Saturday, February 9, 2013

The Great Meteor Procession of 1913

One hundred years ago today the Great Meteor Procession of 1913 occurred, a sky event described by some as "magnificent" and "entrancing" and which left people feeling "spellbound" and "privileged". Because one had to be in a right location, outside, and under clear skies, only about 1,000 people noted seeing the procession. Lucky sky gazers -- particularly those near Toronto, Canada -- had their eyes drawn to an amazing train of bright meteors streaming across the sky, in groups, over the course of a few minutes. A current leading progenitor hypothesis is that a single large meteor once grazed the Earth's atmosphere and broke up. When the resulting pieces next encountered the Earth, they came in over south-central Canada, traveled thousands of kilometers as they crossed over the northeastern USA, and eventually fell into the central Atlantic ocean. Pictured above is a digital scan of a halftone hand-tinted image by the artist Gustav Hahn who was fortunate enough to witness the event first hand. Although nothing quite like the Great Meteor Procession of 1913 has been reported since, numerous bright fireballs -- themselves pretty spectacular -- have since been recorded, some even on video.

Tuesday, February 5, 2013

Mariner 10's Portrait of Venus

On Feb. 5, 1974, Mariner 10 took this first close-up photo of Venus.

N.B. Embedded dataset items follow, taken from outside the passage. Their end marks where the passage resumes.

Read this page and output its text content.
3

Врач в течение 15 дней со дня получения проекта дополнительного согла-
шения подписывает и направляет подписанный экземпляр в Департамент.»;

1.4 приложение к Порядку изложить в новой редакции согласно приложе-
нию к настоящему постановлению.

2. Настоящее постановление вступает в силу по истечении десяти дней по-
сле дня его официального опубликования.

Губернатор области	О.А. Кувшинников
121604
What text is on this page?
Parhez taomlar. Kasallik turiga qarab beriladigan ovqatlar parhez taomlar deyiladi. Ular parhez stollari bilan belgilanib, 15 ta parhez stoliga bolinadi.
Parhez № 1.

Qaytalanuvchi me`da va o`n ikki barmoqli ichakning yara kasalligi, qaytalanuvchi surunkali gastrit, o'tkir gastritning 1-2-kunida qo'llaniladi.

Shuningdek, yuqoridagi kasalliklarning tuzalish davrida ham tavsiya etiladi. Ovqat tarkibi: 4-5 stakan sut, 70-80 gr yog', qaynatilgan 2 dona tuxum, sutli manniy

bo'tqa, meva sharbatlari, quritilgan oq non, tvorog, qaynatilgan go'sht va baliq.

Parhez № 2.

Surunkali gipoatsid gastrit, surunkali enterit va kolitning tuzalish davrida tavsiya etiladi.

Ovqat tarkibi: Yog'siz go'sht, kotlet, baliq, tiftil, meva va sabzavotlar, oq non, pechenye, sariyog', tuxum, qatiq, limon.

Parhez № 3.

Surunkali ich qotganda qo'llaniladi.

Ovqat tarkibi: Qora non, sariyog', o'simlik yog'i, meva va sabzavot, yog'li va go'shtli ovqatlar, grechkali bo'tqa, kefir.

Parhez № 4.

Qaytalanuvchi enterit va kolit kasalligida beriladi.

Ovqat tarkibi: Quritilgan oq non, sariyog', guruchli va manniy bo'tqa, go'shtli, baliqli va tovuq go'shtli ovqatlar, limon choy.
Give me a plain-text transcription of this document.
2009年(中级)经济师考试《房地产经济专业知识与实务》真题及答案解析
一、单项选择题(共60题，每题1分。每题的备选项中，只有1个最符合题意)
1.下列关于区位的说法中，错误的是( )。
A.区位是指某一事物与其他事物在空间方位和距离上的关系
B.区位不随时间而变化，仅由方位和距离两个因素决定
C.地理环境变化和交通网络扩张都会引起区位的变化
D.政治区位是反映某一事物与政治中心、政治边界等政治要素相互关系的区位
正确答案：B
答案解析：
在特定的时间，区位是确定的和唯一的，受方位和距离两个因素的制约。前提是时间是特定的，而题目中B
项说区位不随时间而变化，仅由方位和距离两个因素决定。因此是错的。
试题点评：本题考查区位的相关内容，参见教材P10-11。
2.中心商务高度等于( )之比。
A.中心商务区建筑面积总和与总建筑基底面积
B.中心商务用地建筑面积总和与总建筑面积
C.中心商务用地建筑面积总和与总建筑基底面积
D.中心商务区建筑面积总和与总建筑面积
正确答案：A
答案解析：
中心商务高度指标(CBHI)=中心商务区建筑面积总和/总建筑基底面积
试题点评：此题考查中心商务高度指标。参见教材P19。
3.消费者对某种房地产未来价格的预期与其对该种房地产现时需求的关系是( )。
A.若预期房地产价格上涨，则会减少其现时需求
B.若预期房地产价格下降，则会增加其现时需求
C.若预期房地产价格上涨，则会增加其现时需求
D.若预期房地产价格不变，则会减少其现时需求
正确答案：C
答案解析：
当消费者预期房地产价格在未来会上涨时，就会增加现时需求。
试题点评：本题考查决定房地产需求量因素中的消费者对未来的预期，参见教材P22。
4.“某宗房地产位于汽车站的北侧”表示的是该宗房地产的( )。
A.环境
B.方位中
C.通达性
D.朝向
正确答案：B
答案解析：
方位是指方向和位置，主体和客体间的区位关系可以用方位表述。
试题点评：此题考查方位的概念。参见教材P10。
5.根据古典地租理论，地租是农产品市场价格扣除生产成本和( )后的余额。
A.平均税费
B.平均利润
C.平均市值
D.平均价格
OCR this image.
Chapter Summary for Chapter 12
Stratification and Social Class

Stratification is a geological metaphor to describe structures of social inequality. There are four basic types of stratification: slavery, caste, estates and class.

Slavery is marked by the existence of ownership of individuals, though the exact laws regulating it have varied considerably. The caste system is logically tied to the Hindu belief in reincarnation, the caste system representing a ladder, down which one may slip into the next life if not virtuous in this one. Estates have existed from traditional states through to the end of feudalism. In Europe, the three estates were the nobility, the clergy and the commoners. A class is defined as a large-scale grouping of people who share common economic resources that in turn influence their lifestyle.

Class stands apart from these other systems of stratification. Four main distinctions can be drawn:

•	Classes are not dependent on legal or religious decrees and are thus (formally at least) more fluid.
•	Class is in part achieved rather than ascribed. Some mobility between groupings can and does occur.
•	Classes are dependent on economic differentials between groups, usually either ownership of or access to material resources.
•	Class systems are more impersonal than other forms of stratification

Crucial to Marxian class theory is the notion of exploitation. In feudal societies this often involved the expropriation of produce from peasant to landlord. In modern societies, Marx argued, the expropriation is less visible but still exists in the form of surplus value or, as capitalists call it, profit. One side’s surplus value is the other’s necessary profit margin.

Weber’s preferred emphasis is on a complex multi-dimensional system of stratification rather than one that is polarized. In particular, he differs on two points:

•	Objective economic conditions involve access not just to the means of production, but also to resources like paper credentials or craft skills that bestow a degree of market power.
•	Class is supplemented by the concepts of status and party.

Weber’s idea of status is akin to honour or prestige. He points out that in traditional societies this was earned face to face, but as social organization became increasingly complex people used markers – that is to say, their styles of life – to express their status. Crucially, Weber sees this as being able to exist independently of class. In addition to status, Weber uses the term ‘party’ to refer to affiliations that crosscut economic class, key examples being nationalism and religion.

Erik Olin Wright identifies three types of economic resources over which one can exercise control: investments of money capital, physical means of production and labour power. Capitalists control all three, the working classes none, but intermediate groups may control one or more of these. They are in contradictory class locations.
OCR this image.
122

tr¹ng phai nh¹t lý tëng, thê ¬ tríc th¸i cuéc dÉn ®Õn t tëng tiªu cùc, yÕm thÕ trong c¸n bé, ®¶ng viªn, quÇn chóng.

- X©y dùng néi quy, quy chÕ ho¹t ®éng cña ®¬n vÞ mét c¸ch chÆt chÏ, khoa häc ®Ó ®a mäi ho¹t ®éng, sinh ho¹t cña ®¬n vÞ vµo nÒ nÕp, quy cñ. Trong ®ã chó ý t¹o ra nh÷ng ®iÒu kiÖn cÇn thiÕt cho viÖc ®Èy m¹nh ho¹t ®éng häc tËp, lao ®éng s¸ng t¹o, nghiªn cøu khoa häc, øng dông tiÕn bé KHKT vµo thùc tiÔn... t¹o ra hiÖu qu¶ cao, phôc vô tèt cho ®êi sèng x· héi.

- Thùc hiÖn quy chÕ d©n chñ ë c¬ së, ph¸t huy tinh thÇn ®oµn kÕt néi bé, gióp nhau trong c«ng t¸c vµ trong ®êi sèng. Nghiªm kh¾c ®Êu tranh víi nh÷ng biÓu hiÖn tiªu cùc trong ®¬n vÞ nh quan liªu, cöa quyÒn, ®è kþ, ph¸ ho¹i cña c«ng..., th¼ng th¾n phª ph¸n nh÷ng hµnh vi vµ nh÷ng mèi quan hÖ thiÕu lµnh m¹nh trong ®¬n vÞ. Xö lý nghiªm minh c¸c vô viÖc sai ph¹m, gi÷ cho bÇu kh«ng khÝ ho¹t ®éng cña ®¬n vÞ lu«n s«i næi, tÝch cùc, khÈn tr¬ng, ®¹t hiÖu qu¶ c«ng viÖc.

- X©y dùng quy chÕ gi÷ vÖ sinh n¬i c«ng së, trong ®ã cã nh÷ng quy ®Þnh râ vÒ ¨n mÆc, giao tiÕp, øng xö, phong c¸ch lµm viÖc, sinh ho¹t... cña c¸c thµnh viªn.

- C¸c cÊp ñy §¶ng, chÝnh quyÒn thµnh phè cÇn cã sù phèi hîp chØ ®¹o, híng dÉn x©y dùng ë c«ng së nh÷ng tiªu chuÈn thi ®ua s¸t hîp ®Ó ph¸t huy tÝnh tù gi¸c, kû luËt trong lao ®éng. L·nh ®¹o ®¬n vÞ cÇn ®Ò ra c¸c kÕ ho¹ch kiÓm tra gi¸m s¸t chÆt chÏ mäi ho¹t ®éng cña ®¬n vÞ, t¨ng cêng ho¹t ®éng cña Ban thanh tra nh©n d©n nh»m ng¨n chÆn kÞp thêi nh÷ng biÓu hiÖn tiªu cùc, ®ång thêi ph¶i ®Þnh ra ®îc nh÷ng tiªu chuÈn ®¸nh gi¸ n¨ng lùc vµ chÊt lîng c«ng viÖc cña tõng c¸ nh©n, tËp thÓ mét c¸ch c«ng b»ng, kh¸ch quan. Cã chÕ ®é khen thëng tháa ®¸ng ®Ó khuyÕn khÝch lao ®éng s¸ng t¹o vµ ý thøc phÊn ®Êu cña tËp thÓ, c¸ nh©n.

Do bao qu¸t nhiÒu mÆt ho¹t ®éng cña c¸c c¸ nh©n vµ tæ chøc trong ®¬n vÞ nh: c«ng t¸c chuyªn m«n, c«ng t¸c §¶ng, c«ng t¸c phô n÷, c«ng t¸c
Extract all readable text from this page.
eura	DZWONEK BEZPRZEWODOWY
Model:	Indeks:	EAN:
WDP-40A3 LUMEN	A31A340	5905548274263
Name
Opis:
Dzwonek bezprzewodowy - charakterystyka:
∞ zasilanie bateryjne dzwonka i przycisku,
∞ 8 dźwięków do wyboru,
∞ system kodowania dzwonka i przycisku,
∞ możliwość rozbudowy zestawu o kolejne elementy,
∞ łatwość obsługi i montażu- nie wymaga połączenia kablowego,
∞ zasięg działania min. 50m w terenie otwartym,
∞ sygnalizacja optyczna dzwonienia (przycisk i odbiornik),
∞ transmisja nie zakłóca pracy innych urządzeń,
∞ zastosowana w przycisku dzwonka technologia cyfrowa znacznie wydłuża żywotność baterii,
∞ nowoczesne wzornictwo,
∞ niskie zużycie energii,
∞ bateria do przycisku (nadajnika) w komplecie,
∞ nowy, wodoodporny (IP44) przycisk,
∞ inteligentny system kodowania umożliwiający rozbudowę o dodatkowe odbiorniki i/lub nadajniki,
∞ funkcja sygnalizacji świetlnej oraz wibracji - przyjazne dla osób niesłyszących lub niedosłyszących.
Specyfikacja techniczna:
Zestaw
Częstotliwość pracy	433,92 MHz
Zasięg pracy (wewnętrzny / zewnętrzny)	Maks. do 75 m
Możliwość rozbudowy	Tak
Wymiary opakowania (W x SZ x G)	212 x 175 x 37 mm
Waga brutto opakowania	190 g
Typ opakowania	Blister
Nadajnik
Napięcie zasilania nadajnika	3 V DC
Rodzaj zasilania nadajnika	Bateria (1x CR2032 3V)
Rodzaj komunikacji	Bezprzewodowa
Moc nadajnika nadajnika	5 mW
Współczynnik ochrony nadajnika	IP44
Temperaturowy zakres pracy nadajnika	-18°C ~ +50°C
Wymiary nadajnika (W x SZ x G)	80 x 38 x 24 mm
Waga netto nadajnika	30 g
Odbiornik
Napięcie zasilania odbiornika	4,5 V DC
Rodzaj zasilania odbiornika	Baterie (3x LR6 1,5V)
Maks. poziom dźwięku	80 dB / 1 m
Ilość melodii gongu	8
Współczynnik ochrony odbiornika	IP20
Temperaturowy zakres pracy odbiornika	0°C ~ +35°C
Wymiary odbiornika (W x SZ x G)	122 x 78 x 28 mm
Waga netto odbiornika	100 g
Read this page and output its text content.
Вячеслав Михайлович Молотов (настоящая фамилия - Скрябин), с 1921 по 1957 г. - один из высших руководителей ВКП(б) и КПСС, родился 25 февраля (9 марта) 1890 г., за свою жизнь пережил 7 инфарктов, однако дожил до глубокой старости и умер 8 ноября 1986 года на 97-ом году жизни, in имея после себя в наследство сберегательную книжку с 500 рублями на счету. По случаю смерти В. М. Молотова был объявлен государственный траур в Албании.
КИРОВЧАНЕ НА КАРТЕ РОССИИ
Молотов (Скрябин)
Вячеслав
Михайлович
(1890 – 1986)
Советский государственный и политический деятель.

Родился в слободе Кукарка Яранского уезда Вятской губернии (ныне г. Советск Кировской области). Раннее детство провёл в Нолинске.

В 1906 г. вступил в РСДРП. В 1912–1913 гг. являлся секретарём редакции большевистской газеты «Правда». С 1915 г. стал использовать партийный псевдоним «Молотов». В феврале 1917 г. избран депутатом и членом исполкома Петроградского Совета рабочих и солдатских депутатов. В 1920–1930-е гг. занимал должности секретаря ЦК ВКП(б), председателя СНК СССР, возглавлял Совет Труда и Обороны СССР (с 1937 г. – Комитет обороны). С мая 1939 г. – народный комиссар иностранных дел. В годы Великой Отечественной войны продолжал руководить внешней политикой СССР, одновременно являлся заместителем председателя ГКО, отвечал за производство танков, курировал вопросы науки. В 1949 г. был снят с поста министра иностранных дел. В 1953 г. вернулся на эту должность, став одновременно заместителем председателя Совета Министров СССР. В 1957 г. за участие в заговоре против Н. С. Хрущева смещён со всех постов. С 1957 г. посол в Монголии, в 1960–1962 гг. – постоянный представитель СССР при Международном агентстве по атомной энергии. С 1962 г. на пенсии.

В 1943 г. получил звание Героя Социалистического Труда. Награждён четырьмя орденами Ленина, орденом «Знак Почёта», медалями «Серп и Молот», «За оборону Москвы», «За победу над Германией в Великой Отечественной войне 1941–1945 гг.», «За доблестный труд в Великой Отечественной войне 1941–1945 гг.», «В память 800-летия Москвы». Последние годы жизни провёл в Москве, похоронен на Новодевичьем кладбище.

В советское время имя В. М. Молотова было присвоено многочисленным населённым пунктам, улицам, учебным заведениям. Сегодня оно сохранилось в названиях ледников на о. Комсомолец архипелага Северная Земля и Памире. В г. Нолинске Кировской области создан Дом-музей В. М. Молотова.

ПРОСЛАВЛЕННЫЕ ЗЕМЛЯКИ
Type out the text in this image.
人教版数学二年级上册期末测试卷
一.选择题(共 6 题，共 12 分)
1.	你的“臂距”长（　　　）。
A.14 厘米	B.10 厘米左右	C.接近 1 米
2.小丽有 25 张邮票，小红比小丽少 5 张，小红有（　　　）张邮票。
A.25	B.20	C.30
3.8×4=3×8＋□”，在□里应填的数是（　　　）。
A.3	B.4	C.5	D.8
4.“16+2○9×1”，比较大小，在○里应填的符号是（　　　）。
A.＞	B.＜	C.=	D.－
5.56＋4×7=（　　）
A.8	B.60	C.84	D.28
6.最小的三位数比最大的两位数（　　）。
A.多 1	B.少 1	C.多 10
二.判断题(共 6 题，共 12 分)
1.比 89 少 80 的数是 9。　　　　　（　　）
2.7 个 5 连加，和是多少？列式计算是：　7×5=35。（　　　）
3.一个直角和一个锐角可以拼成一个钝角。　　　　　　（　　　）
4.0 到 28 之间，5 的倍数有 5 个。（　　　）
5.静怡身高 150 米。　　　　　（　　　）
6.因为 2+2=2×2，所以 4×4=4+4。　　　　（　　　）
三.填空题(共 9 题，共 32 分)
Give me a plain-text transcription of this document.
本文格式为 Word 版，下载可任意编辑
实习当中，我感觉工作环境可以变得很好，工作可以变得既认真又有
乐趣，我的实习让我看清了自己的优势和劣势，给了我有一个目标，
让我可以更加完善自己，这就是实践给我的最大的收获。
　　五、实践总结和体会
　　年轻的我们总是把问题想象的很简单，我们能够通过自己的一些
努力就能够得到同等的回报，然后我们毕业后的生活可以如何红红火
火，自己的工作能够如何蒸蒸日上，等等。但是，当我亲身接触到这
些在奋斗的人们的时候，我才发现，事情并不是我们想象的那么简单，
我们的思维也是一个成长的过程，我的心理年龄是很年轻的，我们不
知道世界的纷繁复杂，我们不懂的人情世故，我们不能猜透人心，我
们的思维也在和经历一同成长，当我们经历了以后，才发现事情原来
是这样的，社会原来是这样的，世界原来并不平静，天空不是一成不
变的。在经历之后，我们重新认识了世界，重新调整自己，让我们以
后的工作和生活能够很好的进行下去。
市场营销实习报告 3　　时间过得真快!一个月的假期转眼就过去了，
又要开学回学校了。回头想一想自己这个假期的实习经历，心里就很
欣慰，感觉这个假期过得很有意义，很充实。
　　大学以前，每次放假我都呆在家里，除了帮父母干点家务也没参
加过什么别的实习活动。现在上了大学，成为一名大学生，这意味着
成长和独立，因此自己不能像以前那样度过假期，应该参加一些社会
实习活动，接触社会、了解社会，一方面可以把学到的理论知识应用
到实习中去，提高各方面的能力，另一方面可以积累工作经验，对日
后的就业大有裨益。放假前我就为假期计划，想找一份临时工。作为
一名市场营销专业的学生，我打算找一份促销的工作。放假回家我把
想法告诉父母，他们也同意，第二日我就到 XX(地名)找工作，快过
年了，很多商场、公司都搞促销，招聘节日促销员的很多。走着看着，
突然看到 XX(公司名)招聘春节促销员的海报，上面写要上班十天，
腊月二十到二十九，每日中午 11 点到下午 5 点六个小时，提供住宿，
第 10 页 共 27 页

Made using an ultraviolet filter in its imaging system, the photo has been color-enhanced to bring out Venus's cloudy atmosphere as the human eye would see it. Venus is perpetually blanketed by a thick veil of clouds high in carbon dioxide and its surface temperature approaches 900 degrees Fahrenheit.

Launched on Nov. 3, 1973 atop an Atlas-Centaur rocket, Mariner 10 flew by Venus in 1974.

Image Credit NASA

Monday, February 4, 2013

The "Land Breeze"

Example of what radar can detect in fair weather--the "land breeze" boundary--that often pushes off the peninsula during the night. Boaters can use this information as winds near the coast will be light westerly, but once past the boundary, winds can be much more gusty.

Sunday, February 3, 2013

In the Center of the Trifid Nebula

Clouds of glowing gas mingle with dust lanes in the Trifid Nebula, a star forming region toward the constellation of the Archer (Sagittarius). In the center, the three prominent dust lanes that give the Trifid its name all come together. Mountains of opaque dust appear on the right, while other dark filaments of dust are visible threaded throughout the nebula. A single massive star visible near the center causes much of the Trifid's glow. The Trifid, also known as M20, is only about 300,000 years old, making it among the youngest emission nebulae known. The nebula lies about 9,000 light years away and the part pictured here spans about 10 light years. The above image is a composite with luminance taken from an image by the 8.2-m ground-based Subaru Telescope, detail provided by the 2.4-m orbiting Hubble Space Telescope, color data provided by Martin Pugh and image assembly and processing provided by Robert Gendler.

Tornadoes producing damage on the ground detectible by dual-polarization radar

This is kind of old, 2010, but it seemed to cool to pass up. From a NSSL article.

Recent analysis of data from NOAA NSSL’s prototype dual-polarization radar during a significant tornado outbreak in central Oklahoma this past spring showed debris from a damaging tornado.  This critical information can help a forecaster confirm the presence of a rain-wrapped tornado, or a tornado at night causing damage on the ground.
Dual-polarization technology can help detect debris from a damaging tornado
Current NOAA National Weather Service (NWS) radars send a horizontal electromagnetic wave field into the sky.  When the wave field bounces off an object in its path, it is reflected back to the radar and gives a measurement of the horizontal size of that object.  Dual-polarization radar sends both horizontal and vertical electromagnetic wave fields, giving a forecaster a measure of the size and shape of the object.  Combining and comparing these measurements can categorize rain, hail, snow, birds, insects, and tornado debris.  All NOAA National Weather Service radars will be upgraded with dual-polarization technology beginning in late 2010.
NSSL researchers studying the tornado outbreak confirmed four rotation signatures in the radar velocity data.  Tornado warnings had been issued based on this information.  However, these measurements cannot confirm tornadoes are causing damage on the ground because the radar beam is above ground level.
NSSL research showed dual-polarization radar data identifies debris signatures differently from radar echoes.   Leaves, shingles or insulation are randomly oriented, while precipitation echoes behave fairly predictably.
Tornado debris signatures were identified by researchers in the dual-polarized data from the May 10, 2010 outbreak indicating a rain-wrapped tornado was producing damage on the ground.  This tornado killed two people.
NSSL developed, tested and evaluated dual-polarization technology over the past 25 years, culminating in a demonstration project that convinced the NWS to upgrade all their radars with this technology.